I am trying to estimate the order-up-to level of inventory, $y_t$, according to ref [1]
$y_t = \hat{D}_t^L + z \hat{\sigma}^L_{et}$
where $\hat{D}_t^L$ is an estimate of the mean lead-time demand, $\hat{\sigma}^L_{et}$ is n estimate of the standard deviation of the $L$ period forecast error, and $z$ is a constant chosen to meet a desired service level. Assume that the retailer uses moving average to estimate $\hat{D}_t^L$ based on the demand observations from the previous $p$ periods, then
$\hat{D}_{t}^{L}=L\left(\frac{\sum_{i=1}^{p} D_{t-i}}{p}\right)$.
According to this equation, the estimated mean lead-time demand seems to only cover the demand during the lead time.

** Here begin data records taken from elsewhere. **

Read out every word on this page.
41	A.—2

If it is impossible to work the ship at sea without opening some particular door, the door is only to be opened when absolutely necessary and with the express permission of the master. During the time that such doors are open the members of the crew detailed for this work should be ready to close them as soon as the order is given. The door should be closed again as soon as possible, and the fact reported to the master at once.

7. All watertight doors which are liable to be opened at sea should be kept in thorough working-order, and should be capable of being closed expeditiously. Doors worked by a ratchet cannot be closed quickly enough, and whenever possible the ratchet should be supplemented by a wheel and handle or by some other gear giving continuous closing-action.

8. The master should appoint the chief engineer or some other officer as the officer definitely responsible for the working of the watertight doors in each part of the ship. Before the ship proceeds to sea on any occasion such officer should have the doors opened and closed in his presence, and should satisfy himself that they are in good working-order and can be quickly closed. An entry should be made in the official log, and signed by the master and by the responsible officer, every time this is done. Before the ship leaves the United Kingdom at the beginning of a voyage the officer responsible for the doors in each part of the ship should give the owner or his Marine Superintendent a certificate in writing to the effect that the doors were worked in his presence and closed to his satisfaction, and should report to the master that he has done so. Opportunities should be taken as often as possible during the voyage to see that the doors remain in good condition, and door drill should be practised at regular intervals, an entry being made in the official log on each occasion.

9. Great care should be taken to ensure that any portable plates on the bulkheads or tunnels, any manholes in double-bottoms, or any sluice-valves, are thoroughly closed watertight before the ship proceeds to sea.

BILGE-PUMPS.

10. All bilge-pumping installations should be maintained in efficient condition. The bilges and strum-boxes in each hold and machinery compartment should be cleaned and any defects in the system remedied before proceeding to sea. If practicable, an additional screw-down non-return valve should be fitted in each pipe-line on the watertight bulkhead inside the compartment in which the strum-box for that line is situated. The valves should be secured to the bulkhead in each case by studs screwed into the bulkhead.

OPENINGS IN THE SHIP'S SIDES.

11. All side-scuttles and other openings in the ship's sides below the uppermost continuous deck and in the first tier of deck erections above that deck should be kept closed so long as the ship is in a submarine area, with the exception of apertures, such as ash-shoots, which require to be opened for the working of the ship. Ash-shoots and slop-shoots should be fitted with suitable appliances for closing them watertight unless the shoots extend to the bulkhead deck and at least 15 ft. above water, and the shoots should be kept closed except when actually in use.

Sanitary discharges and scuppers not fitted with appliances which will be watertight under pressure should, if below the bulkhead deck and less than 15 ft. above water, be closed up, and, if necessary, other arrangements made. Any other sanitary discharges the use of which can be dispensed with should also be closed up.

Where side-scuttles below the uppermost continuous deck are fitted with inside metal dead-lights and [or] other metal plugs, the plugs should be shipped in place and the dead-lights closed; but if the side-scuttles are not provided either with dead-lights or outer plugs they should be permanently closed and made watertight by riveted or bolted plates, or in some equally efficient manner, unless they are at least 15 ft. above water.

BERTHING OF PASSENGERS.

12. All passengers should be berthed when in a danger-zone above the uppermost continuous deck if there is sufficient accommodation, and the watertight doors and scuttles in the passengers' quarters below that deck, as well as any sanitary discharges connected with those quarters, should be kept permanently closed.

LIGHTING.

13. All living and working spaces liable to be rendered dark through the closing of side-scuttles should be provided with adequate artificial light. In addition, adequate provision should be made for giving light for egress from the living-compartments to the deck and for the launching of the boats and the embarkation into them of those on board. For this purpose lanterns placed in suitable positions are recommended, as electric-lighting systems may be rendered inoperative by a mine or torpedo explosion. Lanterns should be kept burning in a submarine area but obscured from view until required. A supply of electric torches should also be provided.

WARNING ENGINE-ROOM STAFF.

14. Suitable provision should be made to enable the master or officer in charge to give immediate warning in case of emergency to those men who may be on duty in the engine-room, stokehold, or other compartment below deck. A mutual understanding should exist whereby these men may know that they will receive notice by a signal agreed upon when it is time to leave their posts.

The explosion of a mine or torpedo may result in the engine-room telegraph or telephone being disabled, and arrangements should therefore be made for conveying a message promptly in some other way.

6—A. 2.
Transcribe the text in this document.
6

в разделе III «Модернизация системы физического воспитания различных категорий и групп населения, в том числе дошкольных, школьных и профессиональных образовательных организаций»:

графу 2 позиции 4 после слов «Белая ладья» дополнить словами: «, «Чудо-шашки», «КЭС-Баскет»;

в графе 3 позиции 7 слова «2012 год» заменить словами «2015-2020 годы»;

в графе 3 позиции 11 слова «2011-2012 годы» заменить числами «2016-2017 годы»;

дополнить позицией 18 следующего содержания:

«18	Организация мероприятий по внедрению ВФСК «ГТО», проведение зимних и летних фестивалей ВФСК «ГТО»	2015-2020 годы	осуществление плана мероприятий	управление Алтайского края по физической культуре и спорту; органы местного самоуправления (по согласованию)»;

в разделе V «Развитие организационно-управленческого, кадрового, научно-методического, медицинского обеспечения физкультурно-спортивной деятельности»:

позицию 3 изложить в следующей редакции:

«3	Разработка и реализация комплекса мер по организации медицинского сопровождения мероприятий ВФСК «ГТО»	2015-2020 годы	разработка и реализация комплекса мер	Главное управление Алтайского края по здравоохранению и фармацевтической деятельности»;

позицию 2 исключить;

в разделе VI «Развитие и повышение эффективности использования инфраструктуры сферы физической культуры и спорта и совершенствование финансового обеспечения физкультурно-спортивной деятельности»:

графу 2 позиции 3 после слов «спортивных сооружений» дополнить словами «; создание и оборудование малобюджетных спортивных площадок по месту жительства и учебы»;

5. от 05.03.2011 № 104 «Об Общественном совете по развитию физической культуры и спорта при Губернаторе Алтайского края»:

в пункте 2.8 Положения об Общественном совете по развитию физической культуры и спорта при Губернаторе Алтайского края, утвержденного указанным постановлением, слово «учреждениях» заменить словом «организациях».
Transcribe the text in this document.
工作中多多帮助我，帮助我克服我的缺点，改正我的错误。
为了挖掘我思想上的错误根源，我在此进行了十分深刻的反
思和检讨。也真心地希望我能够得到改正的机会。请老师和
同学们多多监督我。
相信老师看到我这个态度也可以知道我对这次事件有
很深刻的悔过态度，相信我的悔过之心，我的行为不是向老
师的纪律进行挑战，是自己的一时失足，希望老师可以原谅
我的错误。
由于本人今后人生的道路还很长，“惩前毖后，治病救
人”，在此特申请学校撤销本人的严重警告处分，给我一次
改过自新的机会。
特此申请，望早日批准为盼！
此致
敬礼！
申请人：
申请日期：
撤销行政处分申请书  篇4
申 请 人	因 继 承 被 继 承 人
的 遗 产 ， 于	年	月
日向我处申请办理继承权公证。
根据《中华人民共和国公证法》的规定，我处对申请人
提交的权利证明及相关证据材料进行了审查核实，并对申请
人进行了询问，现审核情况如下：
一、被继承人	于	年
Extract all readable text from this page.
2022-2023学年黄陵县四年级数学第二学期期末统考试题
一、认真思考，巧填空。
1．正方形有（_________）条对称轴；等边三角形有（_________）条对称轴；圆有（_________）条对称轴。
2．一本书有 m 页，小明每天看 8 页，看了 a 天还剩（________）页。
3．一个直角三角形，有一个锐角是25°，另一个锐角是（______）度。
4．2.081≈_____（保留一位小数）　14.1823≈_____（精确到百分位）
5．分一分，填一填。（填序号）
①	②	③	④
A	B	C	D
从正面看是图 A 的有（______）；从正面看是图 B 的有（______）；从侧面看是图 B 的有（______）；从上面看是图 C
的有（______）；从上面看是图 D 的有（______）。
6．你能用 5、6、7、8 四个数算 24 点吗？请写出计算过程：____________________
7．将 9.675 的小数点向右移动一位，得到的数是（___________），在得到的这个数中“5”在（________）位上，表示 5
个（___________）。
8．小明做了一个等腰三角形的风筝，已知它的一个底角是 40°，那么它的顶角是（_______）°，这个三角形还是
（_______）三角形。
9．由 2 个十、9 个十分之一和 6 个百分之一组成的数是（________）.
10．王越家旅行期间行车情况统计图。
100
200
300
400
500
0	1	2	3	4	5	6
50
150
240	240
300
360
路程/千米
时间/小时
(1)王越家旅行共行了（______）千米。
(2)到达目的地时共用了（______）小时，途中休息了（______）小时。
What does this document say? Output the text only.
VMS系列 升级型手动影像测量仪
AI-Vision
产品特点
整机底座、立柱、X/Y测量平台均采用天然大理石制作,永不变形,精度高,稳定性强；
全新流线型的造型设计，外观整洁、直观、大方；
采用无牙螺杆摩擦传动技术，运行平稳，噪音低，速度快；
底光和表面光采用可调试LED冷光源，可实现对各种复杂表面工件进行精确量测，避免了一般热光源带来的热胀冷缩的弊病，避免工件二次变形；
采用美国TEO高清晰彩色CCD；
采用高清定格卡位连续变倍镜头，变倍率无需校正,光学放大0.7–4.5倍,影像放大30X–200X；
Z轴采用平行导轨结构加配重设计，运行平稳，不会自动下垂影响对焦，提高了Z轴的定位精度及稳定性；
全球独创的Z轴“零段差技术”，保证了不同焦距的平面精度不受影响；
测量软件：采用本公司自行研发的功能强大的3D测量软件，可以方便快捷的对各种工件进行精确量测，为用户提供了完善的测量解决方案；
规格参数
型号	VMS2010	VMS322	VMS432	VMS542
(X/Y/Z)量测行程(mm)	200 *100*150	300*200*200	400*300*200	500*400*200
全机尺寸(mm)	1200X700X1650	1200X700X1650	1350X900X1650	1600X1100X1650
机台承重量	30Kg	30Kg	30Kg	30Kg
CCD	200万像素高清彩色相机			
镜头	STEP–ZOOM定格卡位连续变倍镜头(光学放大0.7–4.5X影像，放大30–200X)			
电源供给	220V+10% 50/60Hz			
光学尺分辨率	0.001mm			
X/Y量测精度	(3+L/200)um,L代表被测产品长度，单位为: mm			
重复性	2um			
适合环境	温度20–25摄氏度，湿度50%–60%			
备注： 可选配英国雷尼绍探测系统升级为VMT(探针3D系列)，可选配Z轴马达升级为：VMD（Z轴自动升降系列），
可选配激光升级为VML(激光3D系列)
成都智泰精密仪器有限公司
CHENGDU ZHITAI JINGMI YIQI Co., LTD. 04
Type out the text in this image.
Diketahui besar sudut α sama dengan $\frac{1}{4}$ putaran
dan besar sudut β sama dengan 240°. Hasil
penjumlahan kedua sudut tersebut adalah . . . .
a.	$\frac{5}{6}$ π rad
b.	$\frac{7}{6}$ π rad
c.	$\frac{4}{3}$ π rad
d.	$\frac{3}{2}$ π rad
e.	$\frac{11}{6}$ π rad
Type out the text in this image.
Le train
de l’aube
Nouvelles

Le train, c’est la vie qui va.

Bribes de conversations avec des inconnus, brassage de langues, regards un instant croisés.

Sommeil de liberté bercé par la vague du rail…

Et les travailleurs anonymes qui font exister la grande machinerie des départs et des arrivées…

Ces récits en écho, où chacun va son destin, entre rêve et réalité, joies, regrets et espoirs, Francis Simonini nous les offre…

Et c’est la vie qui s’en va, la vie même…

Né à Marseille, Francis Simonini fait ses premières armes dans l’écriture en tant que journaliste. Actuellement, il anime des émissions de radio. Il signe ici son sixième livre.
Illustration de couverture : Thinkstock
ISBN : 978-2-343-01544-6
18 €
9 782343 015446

However, I checked out the definition from Lokad Quantitative Supply Chain[2], "The lead demand (also called lead time demand) is the total demand between now and the anticipated time for the delivery after the next one if a reorder is made now to replenish the inventory." This seems to mean that the mean lead-time demand should cover the demand during the lead time in this period plus the demand during the next period. This definition makes sense because assuming the safety stock factor is zero, the estimated order-up-to level is equal to the estimated lead-time demand, which should cover the demand from the current reorder time to the delivery time after the next one.
Can anyone help to clarify the definition of lead-time demand?
[1] Chen, F., Drezner, Z., Ryan, J. K., & Simchi-Levi, D. (2000). Quantifying the bullwhip effect in a simple supply chain: The impact of forecasting, lead times, and information. Management science, 46(3), 436-443.